What’s a glossary term?

I’m hacking on some tool that indexes the localizable strings in our apps.

One of the fall-outs could be a glossary tool, i.e., which terms in Firefox, Thunderbird, etc should localizers bother to get consistently translated.

Which raises an interesting question, where do you draw the line? What’s a good metric to use to define a glossary? Are there glossary-based applications that don’t need a cut-off at all?

Insights welcome.

The Conversation {4 comments}

  1. smo {Saturday January 28, 2012 @ 5:50 am}

    hi Axel:

    a good start would be a compilation of single-word nouns and verbs (actually and/or – like in the case of “File”). That should carry it a long way.

    Check such a compilate by Slovenian Ubuntu community here:
    https://wiki.lugos.si/slovenjenje:pojmovnik

    The most appropriate container for this kind of information would be the TMX format, allowing a single-file, multilingual solution.

    Regards

    smo

  2. Caspy7 {Saturday January 28, 2012 @ 7:26 am}

    Seems like indexing everything and then getting a count for frequency for each occurrence would be the place to start…or I’m not fully understanding the concept…

  3. Eloi {Friday February 3, 2012 @ 8:37 am}

    Perhaps Caspy is right, you could use Antconc or a similar tool and substract articles, prepositions and any list of bad words you can make up along the way.
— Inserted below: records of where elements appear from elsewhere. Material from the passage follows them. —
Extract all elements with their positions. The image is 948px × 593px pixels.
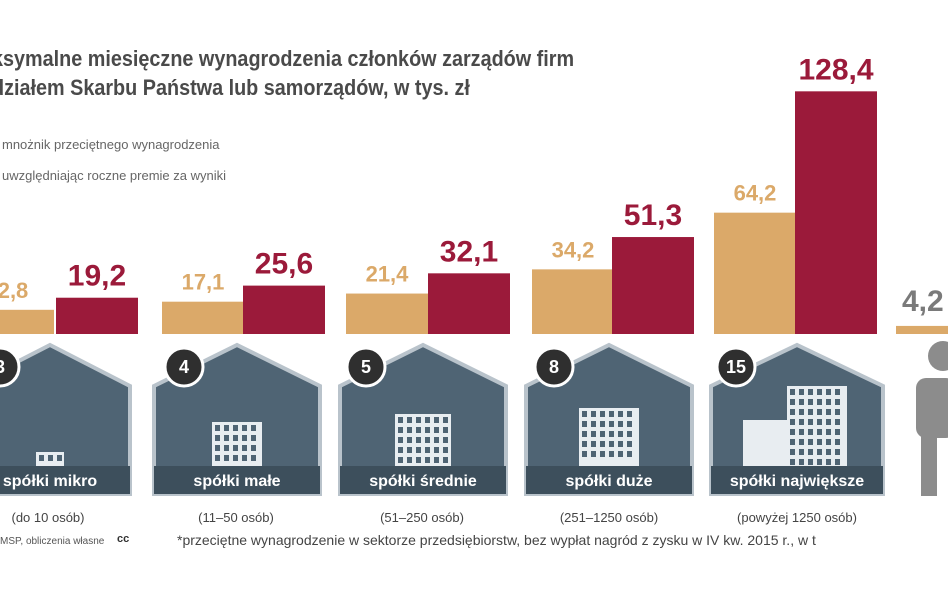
subtitle-male: (11–50 osób)	[198, 510, 274, 525]
bar-bonus-duze	[612, 237, 694, 334]
house-male: spółki małe 4	[152, 342, 322, 496]
building-icon	[212, 422, 262, 466]
svg-text:5: 5	[361, 357, 371, 377]
label-reference: 4,2	[902, 285, 944, 318]
source-note: MSP, obliczenia własne	[0, 536, 105, 547]
bar-base-srednie	[346, 293, 428, 334]
bar-bonus-najwieksze	[795, 91, 877, 334]
multiplier-badge-mikro: 3	[0, 346, 21, 388]
label-base-najwieksze: 64,2	[734, 181, 777, 206]
building-icon	[36, 452, 64, 466]
multiplier-badge-duze: 8	[533, 346, 575, 388]
label-bonus-duze: 51,3	[624, 199, 682, 232]
cc-icon: cc	[117, 533, 130, 545]
title-line-2: działem Skarbu Państwa lub samorządów, w…	[0, 75, 470, 100]
category-label-mikro: spółki mikro	[3, 473, 97, 490]
house-najwieksze: spółki największe 15	[709, 342, 885, 496]
bar-base-mikro	[0, 309, 54, 334]
chart-title: ksymalne miesięczne wynagrodzenia członk…	[0, 44, 574, 102]
subtitle-srednie: (51–250 osób)	[380, 510, 464, 525]
title-line-1: ksymalne miesięczne wynagrodzenia członk…	[0, 46, 575, 71]
category-label-duze: spółki duże	[565, 473, 652, 490]
bar-reference	[896, 325, 948, 334]
label-bonus-male: 25,6	[255, 248, 313, 281]
svg-text:4: 4	[179, 357, 189, 377]
building-icon	[579, 408, 639, 466]
bar-base-duze	[532, 269, 614, 334]
multiplier-badge-male: 4	[163, 346, 205, 388]
legend-base: mnożnik przeciętnego wynagrodzenia	[2, 137, 220, 152]
building-icon	[395, 414, 451, 466]
label-bonus-srednie: 32,1	[440, 235, 498, 268]
svg-text:15: 15	[726, 357, 746, 377]
building-icon	[743, 386, 847, 466]
footnote: *przeciętne wynagrodzenie w sektorze prz…	[177, 532, 816, 548]
label-bonus-najwieksze: 128,4	[798, 53, 873, 86]
person-icon	[916, 341, 948, 496]
label-bonus-mikro: 19,2	[68, 260, 126, 293]
multiplier-badge-srednie: 5	[345, 346, 387, 388]
multiplier-badge-najwieksze: 15	[715, 346, 757, 388]
label-base-duze: 34,2	[552, 237, 595, 262]
bar-base-najwieksze	[714, 212, 796, 334]
svg-text:8: 8	[549, 357, 559, 377]
bar-base-male	[162, 301, 244, 334]
legend-bonus: uwzględniając roczne premie za wyniki	[2, 168, 226, 183]
house-mikro: spółki mikro 3	[0, 342, 132, 496]
subtitle-mikro: (do 10 osób)	[11, 510, 85, 525]
subtitle-duze: (251–1250 osób)	[559, 510, 659, 525]
bar-bonus-mikro	[56, 297, 138, 334]
bar-bonus-male	[243, 285, 325, 334]
label-base-mikro: 2,8	[0, 278, 28, 303]
label-base-male: 17,1	[182, 270, 225, 295]
bar-bonus-srednie	[428, 273, 510, 334]
house-duze: spółki duże 8	[524, 342, 694, 496]
category-label-srednie: spółki średnie	[369, 473, 477, 490]
category-label-najwieksze: spółki największe	[730, 473, 864, 490]
subtitle-najwieksze: (powyżej 1250 osób)	[737, 510, 857, 525]
label-base-srednie: 21,4	[366, 262, 410, 287]
category-label-male: spółki małe	[193, 473, 280, 490]
house-srednie: spółki średnie 5	[338, 342, 508, 496]
svg-text:3: 3	[0, 357, 5, 377]
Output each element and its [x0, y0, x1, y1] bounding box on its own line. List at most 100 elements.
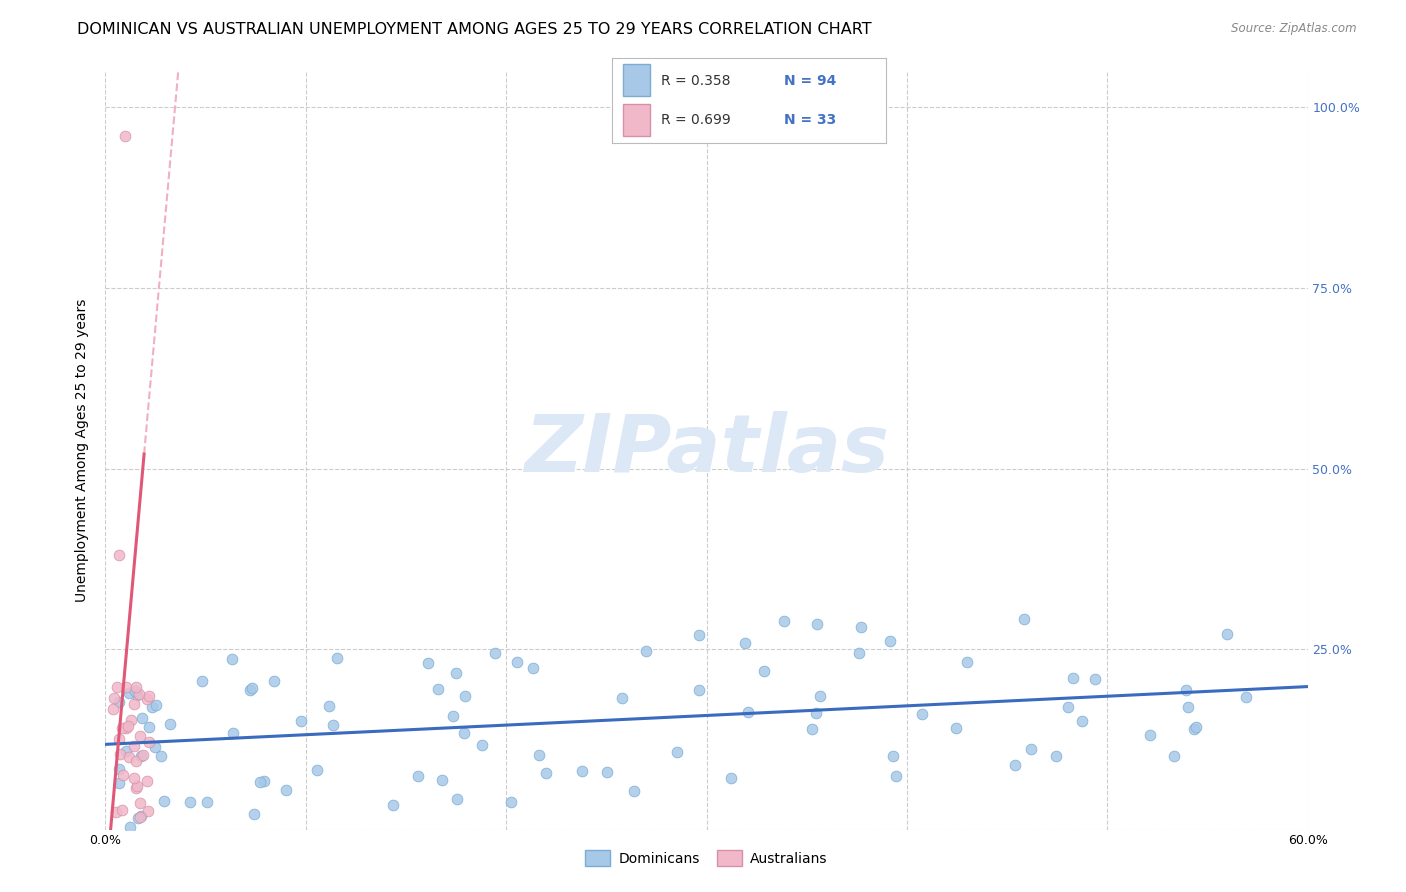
Point [571, 764, 593, 779]
Point [955, 655, 977, 669]
Text: Source: ZipAtlas.com: Source: ZipAtlas.com [1232, 22, 1357, 36]
Point [115, 744, 138, 758]
Point [446, 792, 468, 806]
Point [122, 697, 145, 711]
Point [1019, 742, 1042, 756]
Point [129, 749, 152, 764]
Point [886, 770, 908, 784]
Point [125, 781, 148, 796]
Point [808, 689, 831, 703]
Point [1012, 612, 1035, 626]
Point [114, 129, 136, 144]
Point [484, 646, 506, 660]
Point [851, 620, 873, 634]
Point [290, 714, 312, 729]
Point [115, 721, 138, 735]
Point [129, 809, 152, 823]
Point [634, 643, 657, 657]
Point [522, 660, 544, 674]
Point [752, 664, 775, 678]
Point [322, 718, 344, 732]
Point [107, 695, 129, 709]
Point [111, 722, 134, 736]
Point [527, 747, 550, 762]
Point [141, 700, 163, 714]
Point [1139, 728, 1161, 742]
Point [734, 636, 756, 650]
Point [1177, 699, 1199, 714]
Point [103, 690, 125, 705]
Point [305, 764, 328, 778]
Legend: Dominicans, Australians: Dominicans, Australians [579, 845, 834, 871]
Point [326, 651, 349, 665]
Point [688, 682, 710, 697]
Point [108, 776, 131, 790]
Point [108, 548, 131, 562]
Point [720, 772, 742, 786]
Point [773, 614, 796, 628]
Text: R = 0.358: R = 0.358 [661, 74, 731, 87]
Point [195, 795, 218, 809]
Point [124, 739, 146, 754]
Point [1184, 720, 1206, 734]
Point [1234, 690, 1257, 704]
Point [1216, 627, 1239, 641]
Point [1175, 683, 1198, 698]
Point [804, 706, 827, 720]
Point [806, 616, 828, 631]
Point [666, 745, 689, 759]
Point [150, 749, 173, 764]
Point [107, 732, 129, 747]
Point [114, 680, 136, 694]
Text: DOMINICAN VS AUSTRALIAN UNEMPLOYMENT AMONG AGES 25 TO 29 YEARS CORRELATION CHART: DOMINICAN VS AUSTRALIAN UNEMPLOYMENT AMO… [77, 22, 872, 37]
Point [453, 726, 475, 740]
Text: N = 94: N = 94 [785, 74, 837, 87]
Point [222, 726, 245, 740]
Point [318, 698, 340, 713]
Point [249, 775, 271, 789]
Point [945, 722, 967, 736]
Point [118, 820, 141, 834]
Point [120, 713, 142, 727]
Point [1045, 749, 1067, 764]
Point [117, 750, 139, 764]
Bar [623, 64, 650, 96]
Point [426, 681, 449, 696]
Point [879, 633, 901, 648]
Point [1084, 672, 1107, 686]
Point [105, 681, 128, 695]
Point [131, 711, 153, 725]
Bar [623, 103, 650, 136]
Point [153, 794, 176, 808]
Y-axis label: Unemployment Among Ages 25 to 29 years: Unemployment Among Ages 25 to 29 years [76, 299, 90, 602]
Point [596, 765, 619, 780]
Point [125, 680, 148, 694]
Point [243, 807, 266, 822]
Point [612, 690, 634, 705]
Point [124, 684, 146, 698]
Point [101, 702, 124, 716]
Point [138, 735, 160, 749]
Point [112, 768, 135, 782]
Point [848, 646, 870, 660]
Point [910, 706, 932, 721]
Point [416, 656, 439, 670]
Point [125, 754, 148, 768]
Point [127, 811, 149, 825]
Point [623, 784, 645, 798]
Point [501, 795, 523, 809]
Point [117, 718, 139, 732]
Point [191, 673, 214, 688]
Point [221, 652, 243, 666]
Point [534, 765, 557, 780]
Point [253, 774, 276, 789]
Point [138, 690, 160, 704]
Point [131, 747, 153, 762]
Point [135, 692, 157, 706]
Point [145, 698, 167, 713]
Point [688, 628, 710, 642]
Point [179, 795, 201, 809]
Point [1004, 758, 1026, 772]
Point [432, 772, 454, 787]
Point [110, 747, 132, 761]
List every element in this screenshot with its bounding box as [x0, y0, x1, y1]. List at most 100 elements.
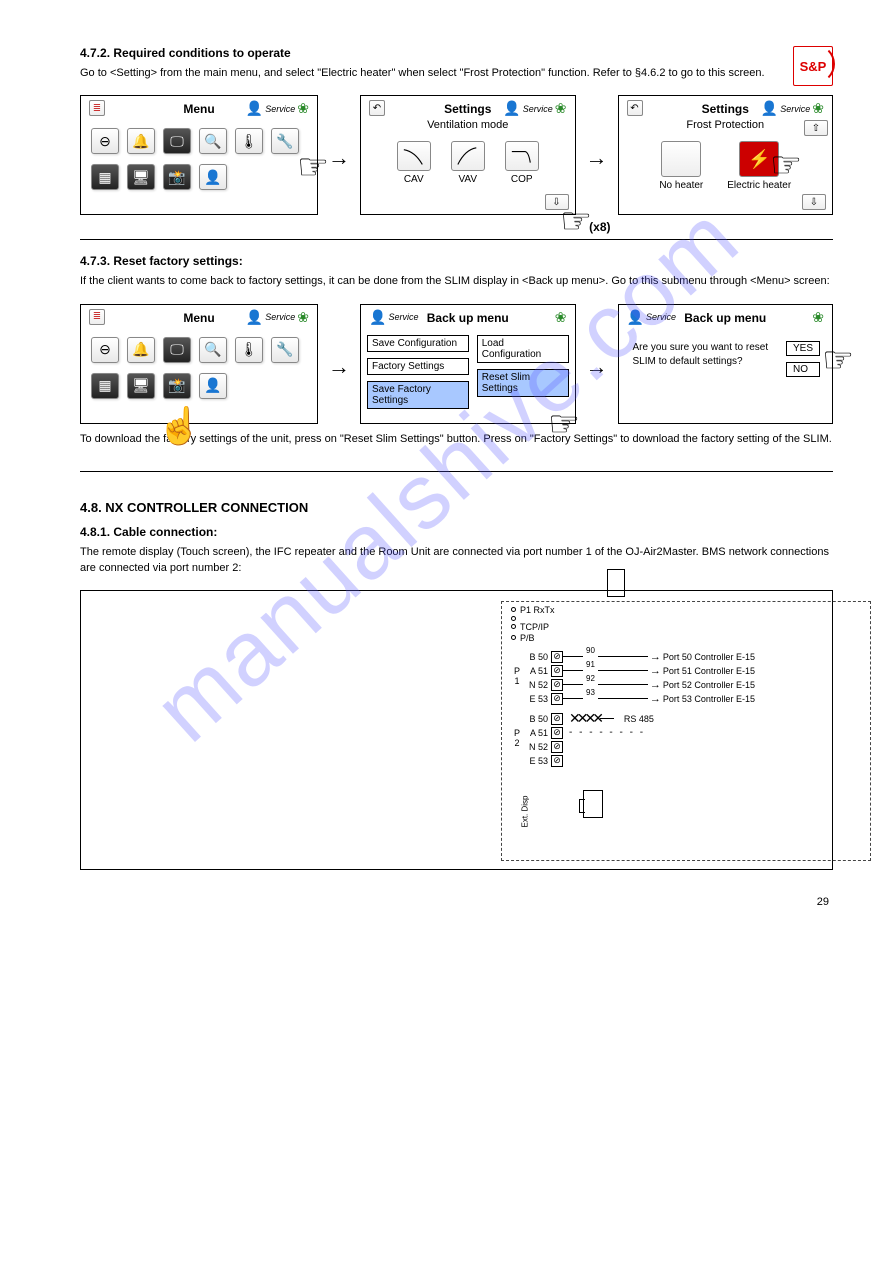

However the process will still be highly manual, and sometimes frequency is not the best filter: some key terms appear just a few times as compared to many other words like open, file or whatever. I think there’s been people working on this for years and there still is no solution but to hire a full-time terminologist yey :D

  4. Philippe {Tuesday February 7, 2012 @ 3:14 am}

    Do you need something like this :
    http://www.frenchmozilla.org/transvision/index.php?recherche=bookmarks&locale=de&repo=release&t2t=t2t

    For now it’s a quick glossary just based on the frequency, I plan to use more heuristic rules and similarity in the near future.

Sorry, comments for this entry are closed at this time.